Global warming is the reason for Australia’s wildfires, according to Brian Kahn, the managing editor for Earther, Gizmodo’s environmental blog. Anyone who suggests other possible explanations is likely only interested in propping up fossil fuels, he wrote in an editorial Tuesday.

“After months of hell, coverage of the bushfires has penetrated mainstream conversation around the globe with an uptick in Google search interest, news stories, and Twitter hashtags,” he wrote. Kahn’s editorial is titled “It’s Not Arson, You Absolute Fucking Morons.”

Kahn added: “Celebrities even used their time at the Golden Globes to outline the clear link between the fires and climate change.” (RELATED: Australian Police Charge At Least 20 People For Intentionally Setting Bushfires, Activists Blame Climate Change)

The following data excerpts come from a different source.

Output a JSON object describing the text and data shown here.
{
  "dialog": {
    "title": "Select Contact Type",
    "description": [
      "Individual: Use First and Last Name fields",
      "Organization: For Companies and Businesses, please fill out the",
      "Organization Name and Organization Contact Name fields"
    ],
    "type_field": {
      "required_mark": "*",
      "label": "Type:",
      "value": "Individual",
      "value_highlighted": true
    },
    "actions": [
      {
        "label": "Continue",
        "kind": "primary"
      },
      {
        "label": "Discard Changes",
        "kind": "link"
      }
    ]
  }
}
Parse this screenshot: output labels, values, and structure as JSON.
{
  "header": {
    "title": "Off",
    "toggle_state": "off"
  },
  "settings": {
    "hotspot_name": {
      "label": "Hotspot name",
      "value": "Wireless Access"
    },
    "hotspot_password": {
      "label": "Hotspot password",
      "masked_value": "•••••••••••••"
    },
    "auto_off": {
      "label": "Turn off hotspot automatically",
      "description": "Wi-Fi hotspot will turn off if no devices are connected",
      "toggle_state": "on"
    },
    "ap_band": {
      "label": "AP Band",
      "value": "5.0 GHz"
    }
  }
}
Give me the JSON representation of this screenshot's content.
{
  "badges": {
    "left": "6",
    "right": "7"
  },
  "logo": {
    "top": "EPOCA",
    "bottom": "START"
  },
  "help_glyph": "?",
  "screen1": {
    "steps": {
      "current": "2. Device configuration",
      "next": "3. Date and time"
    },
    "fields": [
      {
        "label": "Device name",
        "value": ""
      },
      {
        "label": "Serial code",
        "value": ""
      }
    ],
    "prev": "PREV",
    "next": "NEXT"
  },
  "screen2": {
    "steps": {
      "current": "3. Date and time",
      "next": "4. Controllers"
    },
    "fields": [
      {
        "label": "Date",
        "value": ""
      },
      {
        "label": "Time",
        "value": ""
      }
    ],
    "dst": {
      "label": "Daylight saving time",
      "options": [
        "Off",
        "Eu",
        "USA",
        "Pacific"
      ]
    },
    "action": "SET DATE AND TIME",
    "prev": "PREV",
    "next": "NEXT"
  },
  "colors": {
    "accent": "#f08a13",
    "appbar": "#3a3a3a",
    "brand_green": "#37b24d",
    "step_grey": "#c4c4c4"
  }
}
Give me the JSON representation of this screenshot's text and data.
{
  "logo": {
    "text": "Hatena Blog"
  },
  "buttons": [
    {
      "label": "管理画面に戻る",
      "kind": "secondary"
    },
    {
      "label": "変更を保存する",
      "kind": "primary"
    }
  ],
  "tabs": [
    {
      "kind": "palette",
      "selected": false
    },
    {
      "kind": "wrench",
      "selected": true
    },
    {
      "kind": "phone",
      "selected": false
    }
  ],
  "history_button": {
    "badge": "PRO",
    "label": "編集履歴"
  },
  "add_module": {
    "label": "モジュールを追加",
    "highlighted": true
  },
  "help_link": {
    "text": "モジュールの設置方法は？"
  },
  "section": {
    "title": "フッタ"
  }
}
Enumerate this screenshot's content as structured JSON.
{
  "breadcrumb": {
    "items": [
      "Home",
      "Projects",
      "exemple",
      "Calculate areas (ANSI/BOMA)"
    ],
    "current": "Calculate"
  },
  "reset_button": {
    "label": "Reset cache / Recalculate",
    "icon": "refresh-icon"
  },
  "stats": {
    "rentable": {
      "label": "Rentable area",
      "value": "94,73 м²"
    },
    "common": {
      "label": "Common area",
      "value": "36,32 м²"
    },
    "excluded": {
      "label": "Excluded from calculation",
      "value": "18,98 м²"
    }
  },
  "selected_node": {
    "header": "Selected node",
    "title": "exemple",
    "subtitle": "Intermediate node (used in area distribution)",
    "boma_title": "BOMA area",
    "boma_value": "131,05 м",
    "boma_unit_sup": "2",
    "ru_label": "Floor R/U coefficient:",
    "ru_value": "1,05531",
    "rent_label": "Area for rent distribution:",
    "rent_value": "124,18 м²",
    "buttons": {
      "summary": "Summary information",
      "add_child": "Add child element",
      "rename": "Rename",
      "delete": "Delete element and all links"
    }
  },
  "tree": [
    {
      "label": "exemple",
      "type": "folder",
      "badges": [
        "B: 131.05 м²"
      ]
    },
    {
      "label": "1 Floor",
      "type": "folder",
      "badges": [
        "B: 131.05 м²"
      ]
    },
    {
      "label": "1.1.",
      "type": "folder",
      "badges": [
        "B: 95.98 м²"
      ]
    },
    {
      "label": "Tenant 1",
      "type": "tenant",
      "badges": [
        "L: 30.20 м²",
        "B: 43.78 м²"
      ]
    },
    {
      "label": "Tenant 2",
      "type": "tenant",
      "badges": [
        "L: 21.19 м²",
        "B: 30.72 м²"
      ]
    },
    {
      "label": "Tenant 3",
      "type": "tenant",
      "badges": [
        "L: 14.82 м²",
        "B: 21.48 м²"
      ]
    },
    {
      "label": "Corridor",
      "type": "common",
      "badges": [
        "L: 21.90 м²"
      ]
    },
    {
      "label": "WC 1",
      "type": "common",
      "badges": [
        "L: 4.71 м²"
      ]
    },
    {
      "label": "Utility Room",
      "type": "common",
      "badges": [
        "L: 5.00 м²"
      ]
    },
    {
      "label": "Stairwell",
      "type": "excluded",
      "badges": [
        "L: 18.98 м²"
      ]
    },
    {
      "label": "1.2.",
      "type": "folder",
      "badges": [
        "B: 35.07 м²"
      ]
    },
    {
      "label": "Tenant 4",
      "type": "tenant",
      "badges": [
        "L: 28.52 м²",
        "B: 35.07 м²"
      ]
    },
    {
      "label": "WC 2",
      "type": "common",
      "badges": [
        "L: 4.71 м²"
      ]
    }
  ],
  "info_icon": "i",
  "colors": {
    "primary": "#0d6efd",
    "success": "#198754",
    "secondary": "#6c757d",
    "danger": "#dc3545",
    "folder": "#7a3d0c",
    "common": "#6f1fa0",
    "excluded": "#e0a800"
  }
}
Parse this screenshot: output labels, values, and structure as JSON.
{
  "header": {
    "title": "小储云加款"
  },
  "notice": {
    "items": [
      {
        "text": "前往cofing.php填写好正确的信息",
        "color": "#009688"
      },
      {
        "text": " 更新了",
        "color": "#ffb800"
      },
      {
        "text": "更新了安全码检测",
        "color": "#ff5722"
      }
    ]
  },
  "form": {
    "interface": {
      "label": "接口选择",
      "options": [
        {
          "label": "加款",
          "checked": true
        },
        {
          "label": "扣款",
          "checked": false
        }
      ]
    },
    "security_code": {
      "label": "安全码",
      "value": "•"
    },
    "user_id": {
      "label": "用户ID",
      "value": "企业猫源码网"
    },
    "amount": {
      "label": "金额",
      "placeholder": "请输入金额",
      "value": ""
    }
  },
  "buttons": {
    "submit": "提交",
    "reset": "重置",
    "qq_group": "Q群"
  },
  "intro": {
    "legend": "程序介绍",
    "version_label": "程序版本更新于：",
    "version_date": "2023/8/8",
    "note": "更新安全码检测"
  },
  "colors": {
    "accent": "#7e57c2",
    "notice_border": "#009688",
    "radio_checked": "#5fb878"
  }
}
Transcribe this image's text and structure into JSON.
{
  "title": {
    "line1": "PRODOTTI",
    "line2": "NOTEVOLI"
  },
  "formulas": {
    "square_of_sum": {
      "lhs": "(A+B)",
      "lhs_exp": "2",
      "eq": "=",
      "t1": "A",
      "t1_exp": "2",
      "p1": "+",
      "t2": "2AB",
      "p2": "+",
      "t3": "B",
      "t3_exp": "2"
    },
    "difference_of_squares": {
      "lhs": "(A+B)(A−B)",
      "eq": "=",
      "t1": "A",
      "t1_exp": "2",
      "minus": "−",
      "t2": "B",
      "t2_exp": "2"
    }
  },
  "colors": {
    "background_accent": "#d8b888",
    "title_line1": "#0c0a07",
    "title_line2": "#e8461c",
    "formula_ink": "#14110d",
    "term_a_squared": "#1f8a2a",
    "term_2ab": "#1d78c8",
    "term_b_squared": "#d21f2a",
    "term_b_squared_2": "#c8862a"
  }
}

A motorbike lies next to a melted water tank at a burnt out property in Kiah, Australia, Jan. 8, 2020. REUTERS/Tracey Nearmy

Kahn said “right-wingers” and “conspiracy theorists” are supposedly hijacking the narrative.

“Yet over the past week, a counter-narrative has emerged that no, it’s not climate change. It’s arsonists and nefarious green groups who have pushed to stop back burns and controlled fires that reduce fire risk,” he wrote.

Kahn cited research he said suggested bots were responsible for promoting the possibility that arsonists were responsible. New South Wales police have charged more than 20 people for deliberately starting fires across Australia since Nov. 8, 2019.

A total of 183 people are facing legal action related to fire offenses, New South Wales police said Monday.

Of the 183 people, 24 were allegedly responsible for starting bushfires, another 53 people allegedly failed to comply with a total fire ban, and 47 people allegedly discarded cigarettes on dry land.